Copy with "Control-c" as explained above, or
RIGHT click and a menu will pop up with an option to "Copy"
In Windows 10
< Left shows the right click context menu for Windows 10, and RIGHT >
the same for Windows 11.
You choose "Copy" from the Windows 10 menu, or the less obvious "copy" icon (next to the scissors icon) in the Windows 11 menu.
Then navigate to your backup drive, as before, and Right click "Paste"
In Windows 11
To do this you will need a service that provides online storage. If you already use gmail (and you should - even as a "disposable" address") you can use Google Drive to back up your data.
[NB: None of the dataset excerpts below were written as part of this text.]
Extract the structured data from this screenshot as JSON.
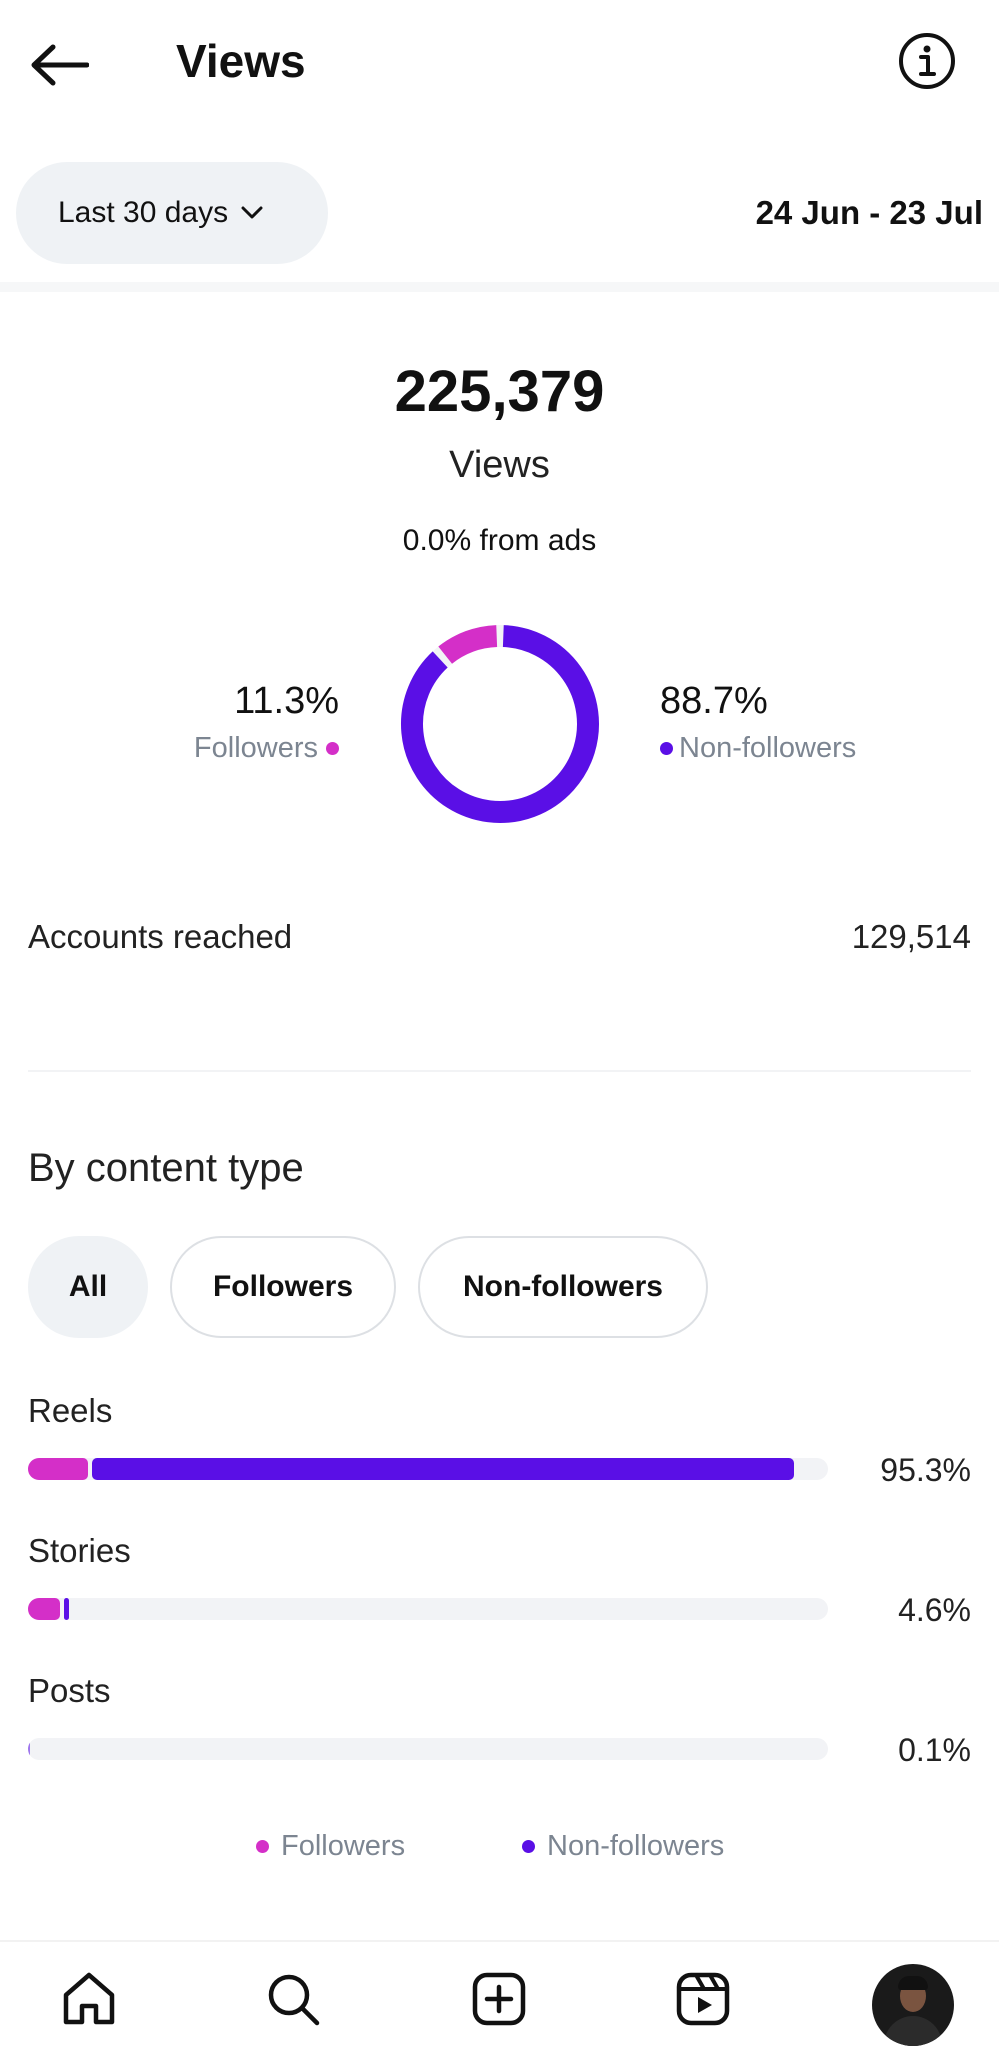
{
  "header": {
    "title": "Views"
  },
  "range": {
    "label": "Last 30 days",
    "dates": "24 Jun - 23 Jul"
  },
  "summary": {
    "total": "225,379",
    "label": "Views",
    "ads": "0.0% from ads",
    "followers_pct": "11.3%",
    "followers_label": "Followers",
    "nonfollowers_pct": "88.7%",
    "nonfollowers_label": "Non-followers"
  },
  "reach": {
    "label": "Accounts reached",
    "value": "129,514"
  },
  "content": {
    "title": "By content type",
    "chips": [
      "All",
      "Followers",
      "Non-followers"
    ],
    "active_chip": "All",
    "rows": [
      {
        "label": "Reels",
        "pct": "95.3%",
        "followers": 7.5,
        "nonfollowers": 87.8
      },
      {
        "label": "Stories",
        "pct": "4.6%",
        "followers": 4.0,
        "nonfollowers": 0.6
      },
      {
        "label": "Posts",
        "pct": "0.1%",
        "followers": 0.0,
        "nonfollowers": 0.1
      }
    ],
    "legend": {
      "followers": "Followers",
      "nonfollowers": "Non-followers"
    }
  },
  "colors": {
    "followers": "#d42fc8",
    "nonfollowers": "#5a0fe6",
    "track": "#f2f3f6",
    "chip_bg": "#eff2f5"
  },
  "icons": {
    "back": "arrow-left-icon",
    "info": "info-icon",
    "dropdown": "chevron-down-icon",
    "nav": [
      "home-icon",
      "search-icon",
      "create-icon",
      "reels-icon",
      "profile-avatar"
    ]
  }
}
One big advantage is you can access it from ANY computer, tablet or smartphone if you have the "access credentials". (your email address and password)
Also OneDrive is already installed on your Windows PC, so if you use your Microsoft account you can use its built-in backup process that synchronises your "OneDrive" folder to the cloud.
Other free online storage services include "Dropbox".
Online storage pros & cons
These services naturally have limits on the amount of data you can store for free - although they each have plans that allow you to buy more space.
Another disadvantage of using online storage is that transferring data to and from the cloud is SLOW - and if you are paying for data (eg on your smartphone) it will be expensive.
Cloud services are best if you have limited data you may need to access remotely - such as your passport, address book, telephone numbers etc.; or for sharing data with friends and family.
Why have two (or more) backups?
If you have a problem - a failing hard drive, or a virus infection - there is a good chance your most recent backup will also show these problems. So its good practice to have TWO backup drives, and use them alternately.
Its also wise to keep a copy in another location. It depends how much value you place on your data.
Maybe use a backup program?
There are some very good FREE backup programs that arent too hard to set up; and I use AOMEI backupper.
You still need to know WHAT to back up as described above, and I use the "copy and paste" process so I know exactly what is being preserved, and when.